Fostering Diversity and Inclusion in a Time of Social Change

Diversity silhouetteVBS Associate Professors Christina Clarkson and Mark Rutherford are the department representatives who serve on the College of Veterinary Medicine’s (CVM) Diversity and Inclusion Committee (DNIC). We had a chance to sit down and chat with them for a few minutes to learn more about  this committee, their mission, their causes, and how you could get involved.
 
What is the mission of the Diversity and Inclusion Committee?
The official mission statement of the CVM DNIC is “... to promote a dynamic and multicultural community for students, staff, faculty, and stakeholders of the CVM by organizing events and workshops, promoting self-learning, correcting systemic racism within our organization, and advocating for restorative justice.” What this means is that DNIC  members are committed to fostering a richly diverse community in which all faculty, staff, and students feel welcome, safe, and valued at the CVM. They aim to promote and help build a community of equity and inclusion, educate people, create awareness, and become a better ally. 
 
What projects/tasks is the DNIC currently undertaking?
The DNIC has currently been working on creating proper signage to commemorate Dr. B. Robert Lewis, the namesake for the VMC’s Lewis Small Animal Hospital. Dr. B. Robert Lewis was a veterinarian, a Korean War veteran, the first Black member of the St. Louis Park School Board, and Minnesota’s first African American State Senator who championed for the funding to construct this hospital building. 
 
Other activities of the DNIC promote diversity and inclusion such as Black History month, Pride month, etc. They have hosted informal gatherings with snacks and refreshments to create a space for the collegiate community to spark conversations on current issues that should be addressed or highlighting areas where there may be room for improvement.

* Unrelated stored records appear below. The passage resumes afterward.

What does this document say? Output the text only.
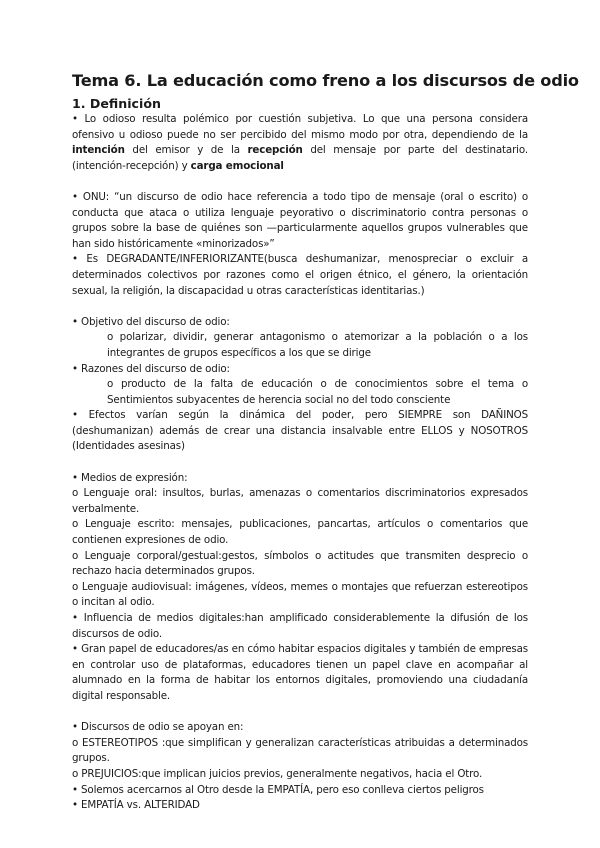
Tema 6. La educación como freno a los discursos de odio
1. Definición

• Lo odioso resulta polémico por cuestión subjetiva. Lo que una persona considera ofensivo u odioso puede no ser percibido del mismo modo por otra, dependiendo de la intención del emisor y de la recepción del mensaje por parte del destinatario. (intención-recepción) y carga emocional

• ONU: “un discurso de odio hace referencia a todo tipo de mensaje (oral o escrito) o conducta que ataca o utiliza lenguaje peyorativo o discriminatorio contra personas o grupos sobre la base de quiénes son —particularmente aquellos grupos vulnerables que han sido históricamente «minorizados»”

• Es DEGRADANTE/INFERIORIZANTE(busca deshumanizar, menospreciar o excluir a determinados colectivos por razones como el origen étnico, el género, la orientación sexual, la religión, la discapacidad u otras características identitarias.)

• Objetivo del discurso de odio:

o polarizar, dividir, generar antagonismo o atemorizar a la población o a los integrantes de grupos específicos a los que se dirige

• Razones del discurso de odio:

o producto de la falta de educación o de conocimientos sobre el tema o Sentimientos subyacentes de herencia social no del todo consciente

• Efectos varían según la dinámica del poder, pero SIEMPRE son DAÑINOS (deshumanizan) además de crear una distancia insalvable entre ELLOS y NOSOTROS (Identidades asesinas)

• Medios de expresión:

o Lenguaje oral: insultos, burlas, amenazas o comentarios discriminatorios expresados verbalmente.

o Lenguaje escrito: mensajes, publicaciones, pancartas, artículos o comentarios que contienen expresiones de odio.

o Lenguaje corporal/gestual:gestos, símbolos o actitudes que transmiten desprecio o rechazo hacia determinados grupos.

o Lenguaje audiovisual: imágenes, vídeos, memes o montajes que refuerzan estereotipos o incitan al odio.

• Influencia de medios digitales:han amplificado considerablemente la difusión de los discursos de odio.

• Gran papel de educadores/as en cómo habitar espacios digitales y también de empresas en controlar uso de plataformas, educadores tienen un papel clave en acompañar al alumnado en la forma de habitar los entornos digitales, promoviendo una ciudadanía digital responsable.

• Discursos de odio se apoyan en:

o ESTEREOTIPOS :que simplifican y generalizan características atribuidas a determinados grupos.

o PREJUICIOS:que implican juicios previos, generalmente negativos, hacia el Otro.

• Solemos acercarnos al Otro desde la EMPATÍA, pero eso conlleva ciertos peligros

• EMPATÍA vs. ALTERIDAD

The DNIC is taking steps toward becoming an official, constitutionalized committee with elected positions and guidelines for demonstrating active participation of its members.  Formalizing this committee will help DNIC establish membership guidelines, connect regularly with collegiate leadership and leverage funds  to support professional development opportunities for our members and our community. They would like to mobilize resources for professional development and workshops that promote diversity and inclusion, such as Implicit Bias training for faculty, students, and staff.
 
In addition to promoting diversity and inclusion, their latest task has been to assist in the hiring of a CVM Director of Diversity, Equity, and Inclusion. They hope to find someone with lived experiences who can facilitate systemic change within our community.  
 
In light of the recent protests in the Twin Cities over the murder of George Floyd and many other people who have experienced injustice due to prejudice, how important is it to have conversations in the College about diversity and inclusion?

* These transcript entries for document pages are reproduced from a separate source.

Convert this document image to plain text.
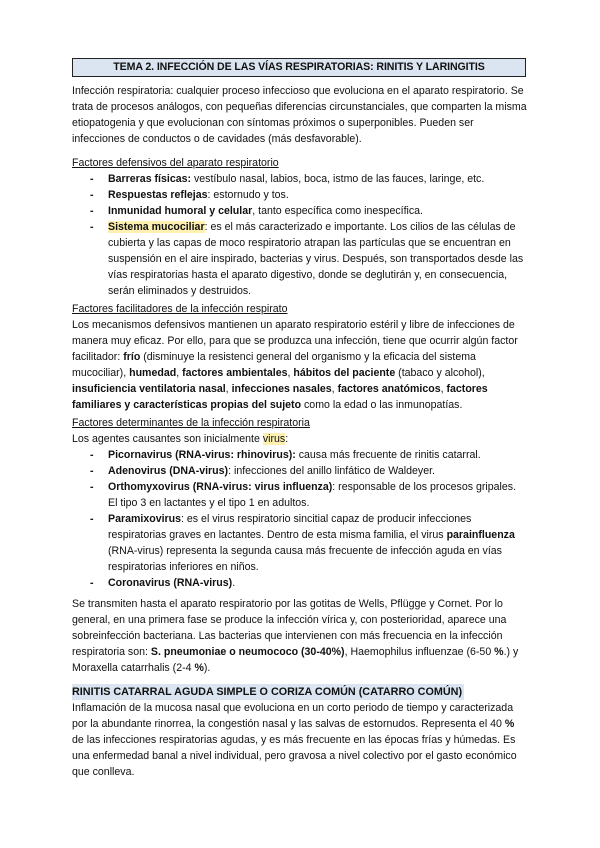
TEMA 2. INFECCIÓN DE LAS VÍAS RESPIRATORIAS: RINITIS Y LARINGITIS

Infección respiratoria: cualquier proceso infeccioso que evoluciona en el aparato respiratorio. Se trata de procesos análogos, con pequeñas diferencias circunstanciales, que comparten la misma etiopatogenia y que evolucionan con síntomas próximos o superponibles. Pueden ser infecciones de conductos o de cavidades (más desfavorable).

Factores defensivos del aparato respiratorio

- Barreras físicas: vestíbulo nasal, labios, boca, istmo de las fauces, laringe, etc.
- Respuestas reflejas: estornudo y tos.
- Inmunidad humoral y celular, tanto específica como inespecífica.
- Sistema mucociliar: es el más caracterizado e importante. Los cilios de las células de cubierta y las capas de moco respiratorio atrapan las partículas que se encuentran en suspensión en el aire inspirado, bacterias y virus. Después, son transportados desde las vías respiratorias hasta el aparato digestivo, donde se deglutirán y, en consecuencia, serán eliminados y destruidos.

Factores facilitadores de la infección respirato

Los mecanismos defensivos mantienen un aparato respiratorio estéril y libre de infecciones de manera muy eficaz. Por ello, para que se produzca una infección, tiene que ocurrir algún factor facilitador: frío (disminuye la resistenci general del organismo y la eficacia del sistema mucociliar), humedad, factores ambientales, hábitos del paciente (tabaco y alcohol), insuficiencia ventilatoria nasal, infecciones nasales, factores anatómicos, factores familiares y características propias del sujeto como la edad o las inmunopatías.

Factores determinantes de la infección respiratoria

Los agentes causantes son inicialmente virus:

- Picornavirus (RNA-virus: rhinovirus): causa más frecuente de rinitis catarral.
- Adenovirus (DNA-virus): infecciones del anillo linfático de Waldeyer.
- Orthomyxovirus (RNA-virus: virus influenza): responsable de los procesos gripales. El tipo 3 en lactantes y el tipo 1 en adultos.
- Paramixovirus: es el virus respiratorio sincitial capaz de producir infecciones respiratorias graves en lactantes. Dentro de esta misma familia, el virus parainfluenza (RNA-virus) representa la segunda causa más frecuente de infección aguda en vías respiratorias inferiores en niños.
- Coronavirus (RNA-virus).

Se transmiten hasta el aparato respiratorio por las gotitas de Wells, Pflügge y Cornet. Por lo general, en una primera fase se produce la infección vírica y, con posterioridad, aparece una sobreinfección bacteriana. Las bacterias que intervienen con más frecuencia en la infección respiratoria son: S. pneumoniae o neumococo (30-40%), Haemophilus influenzae (6-50 %.) y Moraxella catarrhalis (2-4 %).

RINITIS CATARRAL AGUDA SIMPLE O CORIZA COMÚN (CATARRO COMÚN)

Inflamación de la mucosa nasal que evoluciona en un corto periodo de tiempo y caracterizada por la abundante rinorrea, la congestión nasal y las salvas de estornudos. Representa el 40 % de las infecciones respiratorias agudas, y es más frecuente en las épocas frías y húmedas. Es una enfermedad banal a nivel individual, pero gravosa a nivel colectivo por el gasto económico que conlleva.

Since the murder of George Floyd, DNIC members have been called to action to promote anti-racism. Conversations are a place to start, but they want to expand their platform by having representation at an upcoming Town Hall meeting. More importantly they say. now is a time to listen to everyone in the collegiate community express their opinions and thoughts openly and equally. As Dr. Clarkson explains, “The conversation on racism hasn’t been happening. It’s up to each individual to unpack what’s inside of them.” The book White Fragility: Why It’s So Hard for White People to Talk about Racism, by Robin DiAngelo was also referenced in our interview as a good resource to begin a conversation. 

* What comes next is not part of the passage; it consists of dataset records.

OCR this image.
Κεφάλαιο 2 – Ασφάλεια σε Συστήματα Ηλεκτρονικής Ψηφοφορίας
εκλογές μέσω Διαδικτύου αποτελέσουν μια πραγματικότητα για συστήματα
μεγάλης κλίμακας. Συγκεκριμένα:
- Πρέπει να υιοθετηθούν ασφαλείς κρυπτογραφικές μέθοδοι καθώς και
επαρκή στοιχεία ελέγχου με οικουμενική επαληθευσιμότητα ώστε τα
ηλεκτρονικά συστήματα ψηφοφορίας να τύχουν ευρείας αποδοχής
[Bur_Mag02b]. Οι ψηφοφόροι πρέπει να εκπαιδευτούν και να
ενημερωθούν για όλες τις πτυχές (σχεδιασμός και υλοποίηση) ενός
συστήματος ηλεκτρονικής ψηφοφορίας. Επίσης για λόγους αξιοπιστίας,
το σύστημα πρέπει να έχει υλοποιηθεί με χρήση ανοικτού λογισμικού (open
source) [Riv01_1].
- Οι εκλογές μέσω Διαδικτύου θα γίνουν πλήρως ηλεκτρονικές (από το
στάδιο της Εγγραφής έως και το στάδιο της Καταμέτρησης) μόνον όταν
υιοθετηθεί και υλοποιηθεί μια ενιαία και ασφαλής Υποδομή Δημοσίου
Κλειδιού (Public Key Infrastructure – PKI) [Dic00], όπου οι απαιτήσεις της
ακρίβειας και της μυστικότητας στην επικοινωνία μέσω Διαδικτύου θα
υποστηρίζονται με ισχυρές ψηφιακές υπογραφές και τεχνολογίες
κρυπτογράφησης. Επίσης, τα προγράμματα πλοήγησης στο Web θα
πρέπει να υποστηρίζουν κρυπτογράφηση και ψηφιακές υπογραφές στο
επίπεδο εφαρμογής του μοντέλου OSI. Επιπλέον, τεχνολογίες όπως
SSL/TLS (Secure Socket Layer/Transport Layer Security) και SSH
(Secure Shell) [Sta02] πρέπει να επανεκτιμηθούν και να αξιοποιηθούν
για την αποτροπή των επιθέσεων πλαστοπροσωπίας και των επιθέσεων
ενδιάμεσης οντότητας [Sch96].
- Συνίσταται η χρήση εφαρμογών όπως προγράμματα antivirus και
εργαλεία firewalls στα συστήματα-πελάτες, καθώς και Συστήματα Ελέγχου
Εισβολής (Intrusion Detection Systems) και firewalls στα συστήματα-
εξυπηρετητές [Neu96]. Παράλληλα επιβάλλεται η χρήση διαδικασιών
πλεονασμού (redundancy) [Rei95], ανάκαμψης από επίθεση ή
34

On the challenges of employing and encouraging enrollment of diverse individuals, Dr. Rutherford adds, “It’s challenging to recruit diverse students and staff when no one here looks like them and our climate is unprepared to host them.” Clearly there is still a lot of work to do, but creating awareness, promoting an inclusive and equitable culture, and prioritizing diversity in job descriptions are important steps forward.
 
How would someone get more involved with CVM Diversity and Inclusion Committee initiatives or other groups that promote diversity?
In addition to welcoming a new Director soon, the committee hopes to hold elections for committee representation soon. Individuals are sought who will be able to play an active role in regular DNIC meetings. Committee members will represent faculty, staff, and students, and they will strive to give each member an equal voice on the committee.